Solar stocks spiked recently after Q Cells said it would invest more than US$2.5 billion to expand its solar module manufacturing operations in the state of Georgia in the US.
Q Cells is owned by South Korea-based Hanwha Group. With this investment, Q Cells is looking to take advantage of tax credits from the recently passed Inflation Reduction Act in the US to build out a US solar supply chain.
As Canary Media writes (emphasis added):
‘Under the 45X production tax credit structure created by the Inflation Reduction Act, each domestically produced part of this solar manufacturing process will receive its own tax benefits, said Scott Moskowitz, Qcell’s head of market strategy and public affairs.
‘The goal of this tax-credit structure, first put forward by U.S. Senators Jon Ossoff (D) and Raphael Warnock (D) of Georgia and other Democrats as the Solar Energy Manufacturing for America (SEMA) Act, is to make each stage of the solar production process cost-competitive with materials and products coming from overseas.
‘“All these credits stack,” Moskowitz said, with each stage in the process adding tax-credit value to the final product. Taken together, these credits could cover about half the cost of producing a solar panel.’
At the moment, the main competitor is China, with an around 80% share in all key areas of solar panel manufacturing.
But Q Cells is the latest company to put money into clean energy manufacturing in the US.
Granted, much of the investment has been in boosting the US’s EV and battery manufacturing sector, but the IRA is certainly attracting plenty of investment into the US.
For instance, Honda and LG have said they are planning to build a US$4.4 billion electric battery factory in Ohio to make batteries in the US…
…BMW plans to invest US$1.7 billion to build EVs and batteries in South Carolina…
…and Panasonic has pledged US$4 billion to build a battery plant in Kansas.
So, you can see how the Act could really be a catalyst for accelerating investment into EV supply chains in the US…but money is also flowing into some Aussie companies involved in developing some of those supply chains.
For example, on Friday, Ioneer got a conditional loan commitment for $1 billion to develop its Rhyolite Ridge lithium-boron project in Nevada.
In short, the IRA has pledged billions in energy security and climate spending, and it’s already boosting clean energy stocks.
And the effects of the IRA will be felt for years to come as private investment starts to pour in to match government spending actions.
The EU is readying its own version of the IRA
All these investment incentives into the US haven’t gone unnoticed.
In Davos yesterday, fearing that all this money will drive some of its industry away, the European Union announced it’s drafting its own Net-Zero Industry Act.
As Ursula von der Leyen, president of the European Commission, said, the Act will look to attract investment and manufacturing into the EU to compete with the US:
‘To keep European industry attractive, there is a need to be competitive with the offers and incentives that are currently available outside the EU.
‘The aim will be to focus investment on strategic projects along the entire supply chain.
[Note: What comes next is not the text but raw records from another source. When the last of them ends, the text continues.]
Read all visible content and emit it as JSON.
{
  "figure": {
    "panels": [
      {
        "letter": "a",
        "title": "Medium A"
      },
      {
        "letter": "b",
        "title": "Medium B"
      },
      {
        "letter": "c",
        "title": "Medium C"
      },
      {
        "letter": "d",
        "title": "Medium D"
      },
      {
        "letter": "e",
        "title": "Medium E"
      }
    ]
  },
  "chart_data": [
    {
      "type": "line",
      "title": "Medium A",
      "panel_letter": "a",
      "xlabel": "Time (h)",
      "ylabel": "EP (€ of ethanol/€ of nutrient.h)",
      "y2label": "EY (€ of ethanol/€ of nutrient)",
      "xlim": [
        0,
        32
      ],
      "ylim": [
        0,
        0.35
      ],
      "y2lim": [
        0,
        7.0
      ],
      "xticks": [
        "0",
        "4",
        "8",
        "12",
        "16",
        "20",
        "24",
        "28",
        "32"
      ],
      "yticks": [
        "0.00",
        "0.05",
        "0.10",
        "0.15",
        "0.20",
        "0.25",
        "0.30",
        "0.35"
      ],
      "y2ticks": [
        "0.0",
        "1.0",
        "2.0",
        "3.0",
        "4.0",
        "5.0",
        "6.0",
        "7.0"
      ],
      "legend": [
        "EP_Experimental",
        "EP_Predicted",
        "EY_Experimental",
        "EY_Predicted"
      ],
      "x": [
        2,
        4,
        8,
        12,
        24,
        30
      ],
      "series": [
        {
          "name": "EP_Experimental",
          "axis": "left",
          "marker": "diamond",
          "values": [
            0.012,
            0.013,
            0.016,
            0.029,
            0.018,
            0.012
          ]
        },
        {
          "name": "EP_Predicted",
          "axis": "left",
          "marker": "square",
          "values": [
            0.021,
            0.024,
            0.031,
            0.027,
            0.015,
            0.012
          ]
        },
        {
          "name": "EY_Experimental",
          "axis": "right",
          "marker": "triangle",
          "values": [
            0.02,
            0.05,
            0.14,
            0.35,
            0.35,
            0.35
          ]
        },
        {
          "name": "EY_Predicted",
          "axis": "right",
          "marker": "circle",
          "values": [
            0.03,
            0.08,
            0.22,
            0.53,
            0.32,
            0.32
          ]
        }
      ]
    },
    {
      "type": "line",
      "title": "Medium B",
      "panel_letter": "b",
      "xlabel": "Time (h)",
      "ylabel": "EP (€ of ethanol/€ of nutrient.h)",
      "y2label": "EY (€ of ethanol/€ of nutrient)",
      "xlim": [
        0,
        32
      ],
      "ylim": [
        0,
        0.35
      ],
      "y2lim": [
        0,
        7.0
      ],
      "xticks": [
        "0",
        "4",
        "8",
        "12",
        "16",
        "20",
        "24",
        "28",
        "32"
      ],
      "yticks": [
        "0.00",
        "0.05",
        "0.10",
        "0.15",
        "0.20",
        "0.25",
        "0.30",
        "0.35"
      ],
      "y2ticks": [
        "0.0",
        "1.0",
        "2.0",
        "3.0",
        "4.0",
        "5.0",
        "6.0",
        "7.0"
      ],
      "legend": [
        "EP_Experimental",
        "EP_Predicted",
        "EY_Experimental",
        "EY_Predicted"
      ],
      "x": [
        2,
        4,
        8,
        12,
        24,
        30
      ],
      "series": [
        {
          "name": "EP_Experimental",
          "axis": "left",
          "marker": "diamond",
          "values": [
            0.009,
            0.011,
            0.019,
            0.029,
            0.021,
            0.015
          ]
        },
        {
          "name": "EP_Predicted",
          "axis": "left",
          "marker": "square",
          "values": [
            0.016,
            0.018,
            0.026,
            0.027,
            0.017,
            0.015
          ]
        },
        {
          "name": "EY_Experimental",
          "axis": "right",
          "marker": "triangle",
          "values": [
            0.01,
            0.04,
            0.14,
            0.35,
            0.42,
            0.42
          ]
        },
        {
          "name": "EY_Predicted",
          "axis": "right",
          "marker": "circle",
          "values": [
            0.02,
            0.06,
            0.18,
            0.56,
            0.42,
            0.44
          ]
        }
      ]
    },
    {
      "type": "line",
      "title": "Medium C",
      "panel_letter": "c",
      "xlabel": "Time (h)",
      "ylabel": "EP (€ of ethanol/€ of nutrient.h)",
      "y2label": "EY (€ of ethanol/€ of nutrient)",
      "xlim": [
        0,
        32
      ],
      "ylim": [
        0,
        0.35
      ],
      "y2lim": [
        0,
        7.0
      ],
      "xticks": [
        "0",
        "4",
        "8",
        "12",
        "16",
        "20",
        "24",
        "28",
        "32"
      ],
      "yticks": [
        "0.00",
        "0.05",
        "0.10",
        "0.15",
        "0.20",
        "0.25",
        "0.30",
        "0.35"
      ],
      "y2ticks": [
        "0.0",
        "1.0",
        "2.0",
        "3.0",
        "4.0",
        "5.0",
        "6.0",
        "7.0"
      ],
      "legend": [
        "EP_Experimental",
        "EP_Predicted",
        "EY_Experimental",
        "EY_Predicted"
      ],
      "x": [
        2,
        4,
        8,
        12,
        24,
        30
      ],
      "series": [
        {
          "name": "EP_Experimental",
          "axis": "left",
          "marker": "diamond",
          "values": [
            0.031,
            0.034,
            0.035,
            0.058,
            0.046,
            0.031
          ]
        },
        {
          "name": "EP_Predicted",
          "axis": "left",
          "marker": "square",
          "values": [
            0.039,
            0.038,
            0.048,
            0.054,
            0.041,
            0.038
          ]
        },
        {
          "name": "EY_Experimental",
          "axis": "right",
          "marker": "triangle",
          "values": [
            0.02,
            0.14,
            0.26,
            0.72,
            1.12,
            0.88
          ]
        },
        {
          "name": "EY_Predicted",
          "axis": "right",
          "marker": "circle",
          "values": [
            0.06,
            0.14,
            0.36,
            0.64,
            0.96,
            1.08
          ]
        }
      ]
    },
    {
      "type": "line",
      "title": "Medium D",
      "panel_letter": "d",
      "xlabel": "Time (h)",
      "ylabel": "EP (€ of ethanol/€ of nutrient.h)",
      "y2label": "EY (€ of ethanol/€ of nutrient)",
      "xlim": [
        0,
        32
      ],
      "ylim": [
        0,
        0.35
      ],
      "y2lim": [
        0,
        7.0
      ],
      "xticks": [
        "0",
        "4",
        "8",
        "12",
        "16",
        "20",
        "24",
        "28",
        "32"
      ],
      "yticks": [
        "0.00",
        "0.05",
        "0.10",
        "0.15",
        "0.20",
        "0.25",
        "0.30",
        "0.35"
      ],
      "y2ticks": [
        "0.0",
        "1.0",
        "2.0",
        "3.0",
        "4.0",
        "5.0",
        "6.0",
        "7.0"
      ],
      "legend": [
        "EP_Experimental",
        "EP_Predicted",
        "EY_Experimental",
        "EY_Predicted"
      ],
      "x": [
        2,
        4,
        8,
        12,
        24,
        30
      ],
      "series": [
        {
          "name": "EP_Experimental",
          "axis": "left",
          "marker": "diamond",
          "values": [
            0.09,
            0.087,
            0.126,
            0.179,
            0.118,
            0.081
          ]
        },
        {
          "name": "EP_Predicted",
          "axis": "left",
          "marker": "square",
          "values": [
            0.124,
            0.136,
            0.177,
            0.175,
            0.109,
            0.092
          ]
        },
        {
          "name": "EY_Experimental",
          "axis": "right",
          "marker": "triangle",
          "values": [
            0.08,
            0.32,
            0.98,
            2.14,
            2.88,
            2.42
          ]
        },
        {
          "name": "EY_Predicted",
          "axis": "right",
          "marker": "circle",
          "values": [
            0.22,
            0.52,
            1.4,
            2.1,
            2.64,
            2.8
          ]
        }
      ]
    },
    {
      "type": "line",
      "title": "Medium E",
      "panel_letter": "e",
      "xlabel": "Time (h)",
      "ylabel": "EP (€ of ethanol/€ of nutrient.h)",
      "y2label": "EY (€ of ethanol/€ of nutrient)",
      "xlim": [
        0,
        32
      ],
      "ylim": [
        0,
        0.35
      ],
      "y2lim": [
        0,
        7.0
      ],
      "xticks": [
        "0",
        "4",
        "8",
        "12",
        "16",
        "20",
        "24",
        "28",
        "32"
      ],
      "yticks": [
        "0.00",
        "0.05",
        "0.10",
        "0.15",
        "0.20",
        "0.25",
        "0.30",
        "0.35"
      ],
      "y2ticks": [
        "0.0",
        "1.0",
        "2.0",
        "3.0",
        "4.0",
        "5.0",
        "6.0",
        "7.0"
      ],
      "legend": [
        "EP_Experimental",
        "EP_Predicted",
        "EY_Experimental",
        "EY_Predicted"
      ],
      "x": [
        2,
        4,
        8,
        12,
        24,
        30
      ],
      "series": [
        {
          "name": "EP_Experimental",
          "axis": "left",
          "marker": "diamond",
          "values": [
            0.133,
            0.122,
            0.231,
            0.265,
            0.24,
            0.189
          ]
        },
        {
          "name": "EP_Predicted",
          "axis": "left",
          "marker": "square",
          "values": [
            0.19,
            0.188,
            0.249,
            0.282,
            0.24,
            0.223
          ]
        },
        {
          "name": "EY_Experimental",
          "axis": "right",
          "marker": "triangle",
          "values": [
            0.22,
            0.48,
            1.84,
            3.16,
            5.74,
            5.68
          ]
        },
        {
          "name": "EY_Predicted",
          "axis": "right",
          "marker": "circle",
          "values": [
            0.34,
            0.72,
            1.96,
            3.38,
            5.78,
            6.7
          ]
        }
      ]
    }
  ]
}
We will especially look at how to simplify and fast-track permitting for new clean tech production sites.
‘We need to create a regulatory environment that allows us to scale up fast and to create conducive conditions for sectors crucial to reaching net zero. This includes wind, heat pumps, solar, clean hydrogen, storage and others.’
So, while things may turn dire out there, remember this is an exciting time for clean energy.